Yorkshire League Championship: Winners 1945–46

===International honours===
Herbert's first international honours came in 1937 when he was selected for an RL XIII representative side that played Wales at Newcastle United's St.James' Park. He scored a try in a 12–15 defeat. Two years later he was selected for another RL XIII rep side which visited France, scoring another try in a 25–13 victory in Pau. His one and only cap for England came in 1939 against Wales, playing scrum half in a 3–16 defeat at Odsal, Bradford.

===County honours===
Herbert was selected for Yorkshire County XIII on five occasions. His début came in February 1938 with a 9–10 defeat by Lancashire at Rochdale. He played in both county championship games of 1938–39 with defeat by Cumberland at Workington (10–16) and a 10–10 draw with Lancashire at Leeds. With the resumption of the county championship in 1945–46 season, Herbert was one of five Trinity players to play in both games. He played alongside Dennis Baddeley (winger), Ron Rylance (stand off), Harry Wilkinson (prop) and Len Bratley (loose forward) against Cumberland (45–3 win at Leeds) and Lancashire (16–17 loss at Swinton).

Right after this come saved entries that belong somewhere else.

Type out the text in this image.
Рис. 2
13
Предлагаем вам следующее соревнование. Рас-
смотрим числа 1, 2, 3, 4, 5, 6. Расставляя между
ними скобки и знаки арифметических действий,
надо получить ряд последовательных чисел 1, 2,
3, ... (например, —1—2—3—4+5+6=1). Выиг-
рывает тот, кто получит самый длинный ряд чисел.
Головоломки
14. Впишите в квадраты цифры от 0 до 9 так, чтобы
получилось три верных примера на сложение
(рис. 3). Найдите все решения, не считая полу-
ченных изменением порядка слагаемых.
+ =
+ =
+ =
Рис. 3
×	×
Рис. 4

===Challenge Cup Final appearances===
Herbert Goodfellow played in Wakefield Trinity's 13–12 victory over Wigan in the 1945–46 Challenge Cup Final during the 1945–46 season at Wembley Stadium, London on Saturday 4 May 1946, in front of a crowd of 54,730.

Herbert Goodfellow was paid £10 for his part in the 1946 Challenge Cup Final victory (based on increases in average earnings, this would be approximately £988.90 in 2016). Unfortunately, Herbert Goodfellow was fined £5 (based on increases in average earnings, this would be approximately £494.45 in 2016) for failing to attend his shift at his Coal Mine.

===County Cup Final appearances===
Herbert Goodfellow played in Wakefield Trinity's 2–9 defeat by York in the 1936–37 Yorkshire Cup Final during the 1936–37 season at Headingley, Leeds on Saturday 17 October 1936, played in the 9–12 defeat by Featherstone Rovers in the 1940–41 Yorkshire Cup Final during the 1939–40 season at Odsal Stadium, Bradford on Saturday 22 June 1940, played in the 2–5 defeat by Bradford Northern in the 1945–46 Yorkshire Cup Final during the 1945–46 season at Thrum Hall, Halifax on Saturday 3 November 1945, played , and scored a try in the 7–7 draw with Leeds in the 1947 Yorkshire Cup Final during the 1947–48 Northern season at Fartown Ground, Huddersfield on Saturday 1 November 1947, and played in the 8–7 victory over Leeds in the 1947–48 Yorkshire Cup Final replay during the 1947–48 Northern season at Odsal Stadium, Bradford on Wednesday 5 November 1947.

===Testimonial match===
Herbert Goodfellow's benefit season/testimonial match at Wakefield Trinity took place against Hunslet F.C. on Saturday 27 April 1946.

===Wakefield Trinity Hall of Fame===
Herbert Goodfellow was the first inductee into the Wakefield Trinity 'Class of 2015' Hall of Fame, following on from the eight inductees from 2014, which included Ian Brooke, Mick Exley, Neil Fox, Jonathan Parkin, Harold Poynton, David Topliss, Derek Turner & Harry Wilkinson

==Rugby family==
There was a family rugby legacy long before Herbert tied his boot laces in Sharlston. His father, Fred J. Goodfellow, was a Sharlston rugby hero in the 1890s, and early 1900s. He was selected for Yorkshire against Northumberland and Lancashire in 1897, at rugby union, followed by further caps a year later, before turning to rugby league and signing for Holbeck, and later Hull and Dewsbury, playing for Yorkshire at rugby league level. When his professional days were over he returned to Sharlston where he played until 1921, retiring through injury, aged 41. Fred died in 1925, six years before Herbert signed for Trinity.

Source: "Rugby League Back o' t' wall" History of Sharlston Rovers ARLFC by Graham Chalkley

==Outside of rugby league==
Herbert Goodfellow was the landlord of the Jacob's Well Tavern public house in Wakefield during the 1950s.

==Note==
Herbert Goodfellow is incorrectly named Harry Goodfellow on the Englandrl.co.uk website, but is correctly named Herbert Goodfellow on the rugbyleagueproject.org, freebmd.org.uk, and independent.co.uk websites. Harry Goodfellow was in fact Herbert Goodfellow's brother.